In 2019, the Kenyan government reportedly killed eight million quelea who trespassed on the Mwea Irrigation Scheme, the country’s largest rice farming project.

Another two million were killed the same way in Mwea last year.

That year, authorities in Kisumu began an air control operation aimed at killing at least six million birds. Drones are being used to target the pesticide fenthion at the birds’ roosting sites, where they rest and breed.

Ken Onyango, in charge of agriculture in Kisumu County, said chemical spraying is the only way to save the endangered paddy fields.

“You can’t kill everything”

Fenthion is highly toxic to other species that are not the primary target. Therefore, environmental scientists and animal rights activists warn that spraying will have serious consequences for the ecosystem, other plant and animal species, and human health.

“The question is how do you plan to coexist with the birds?
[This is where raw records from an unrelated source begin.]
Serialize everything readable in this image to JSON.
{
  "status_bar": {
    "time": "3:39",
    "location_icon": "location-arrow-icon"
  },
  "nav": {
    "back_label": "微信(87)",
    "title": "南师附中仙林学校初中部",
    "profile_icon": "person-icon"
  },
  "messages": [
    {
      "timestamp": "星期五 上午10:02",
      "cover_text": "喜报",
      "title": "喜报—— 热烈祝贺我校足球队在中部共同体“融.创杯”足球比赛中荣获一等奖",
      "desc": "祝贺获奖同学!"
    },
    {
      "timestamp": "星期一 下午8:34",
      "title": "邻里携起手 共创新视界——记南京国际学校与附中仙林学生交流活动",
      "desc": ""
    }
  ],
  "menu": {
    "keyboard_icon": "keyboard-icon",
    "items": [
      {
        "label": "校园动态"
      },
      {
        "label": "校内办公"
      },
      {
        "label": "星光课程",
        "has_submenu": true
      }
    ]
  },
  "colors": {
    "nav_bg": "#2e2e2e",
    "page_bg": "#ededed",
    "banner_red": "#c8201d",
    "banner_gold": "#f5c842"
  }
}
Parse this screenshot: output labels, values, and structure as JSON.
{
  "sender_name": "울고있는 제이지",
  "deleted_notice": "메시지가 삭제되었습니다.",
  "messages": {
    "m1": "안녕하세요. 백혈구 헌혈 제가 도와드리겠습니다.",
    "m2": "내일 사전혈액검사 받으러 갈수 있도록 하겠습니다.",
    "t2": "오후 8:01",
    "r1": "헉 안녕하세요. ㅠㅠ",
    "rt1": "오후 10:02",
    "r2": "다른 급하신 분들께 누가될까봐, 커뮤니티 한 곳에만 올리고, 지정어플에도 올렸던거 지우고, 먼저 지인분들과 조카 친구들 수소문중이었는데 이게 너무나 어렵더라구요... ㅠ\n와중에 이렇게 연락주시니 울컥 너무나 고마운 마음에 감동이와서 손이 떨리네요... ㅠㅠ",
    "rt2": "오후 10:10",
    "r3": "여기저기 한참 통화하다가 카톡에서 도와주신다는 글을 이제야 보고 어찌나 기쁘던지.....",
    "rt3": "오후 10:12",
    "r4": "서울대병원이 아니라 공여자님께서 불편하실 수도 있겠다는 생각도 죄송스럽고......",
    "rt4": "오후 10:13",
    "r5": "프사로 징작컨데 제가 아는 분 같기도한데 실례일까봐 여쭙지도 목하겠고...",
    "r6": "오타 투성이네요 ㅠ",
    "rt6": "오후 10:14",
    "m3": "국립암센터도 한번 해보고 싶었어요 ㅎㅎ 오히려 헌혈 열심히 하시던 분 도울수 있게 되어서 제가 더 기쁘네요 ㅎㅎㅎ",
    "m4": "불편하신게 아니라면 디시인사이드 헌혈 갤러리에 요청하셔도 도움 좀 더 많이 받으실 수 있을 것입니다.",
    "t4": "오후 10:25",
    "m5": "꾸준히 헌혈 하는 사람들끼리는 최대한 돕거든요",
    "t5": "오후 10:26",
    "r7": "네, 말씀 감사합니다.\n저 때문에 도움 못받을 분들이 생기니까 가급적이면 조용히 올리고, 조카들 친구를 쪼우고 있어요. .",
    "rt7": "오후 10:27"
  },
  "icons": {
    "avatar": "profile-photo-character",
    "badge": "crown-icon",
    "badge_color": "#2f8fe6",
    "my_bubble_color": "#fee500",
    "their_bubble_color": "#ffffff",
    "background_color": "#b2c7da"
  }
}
Because you can’t kill everything to leave the people behind,” argues Raphael Kapiyo, professor of environmental and geosciences at Maseno University.

“But beyond that, we’re saying that trying to control the birds with the chemicals is so dangerous.”

Instead, the professor wants more traditional, environmentally friendly methods — like scaring or catching and eating the birds — to be used to curb the quelea.

In his opinion, chemical spraying offers only an easy way out. However, the alternatives are considered expensive and time-consuming.

Mr Onyango, who oversees the spraying operation in Kisumu, says the correct procedures have been followed and approved by the National Environmental Management Agency.

“We can’t be so careless as to do something that has a negative impact on the environment,” he adds.

Collins Marangu, director of crop protection services, acknowledges that killing the birds is undesirable but necessary.

“What we do is precision farming,” he says.

“We spray the roost areas at night exactly where the birds are. Then we collect and burn them.” Two of the three quarters were sprayed.

But whichever method is used, the control measures come too late for the farmers concerned, since part of the harvest has already been consumed. Harvests have fallen by more than half.

People near Kisumu say the queleas are still causing a problem.

Rice farmer Rose Nekesa prepares for the worst. She had hoped to harvest at least 50 sacks of rice during the season. Now she expects to collect only 30.

“We just want the government to take these birds away,” she says desperately.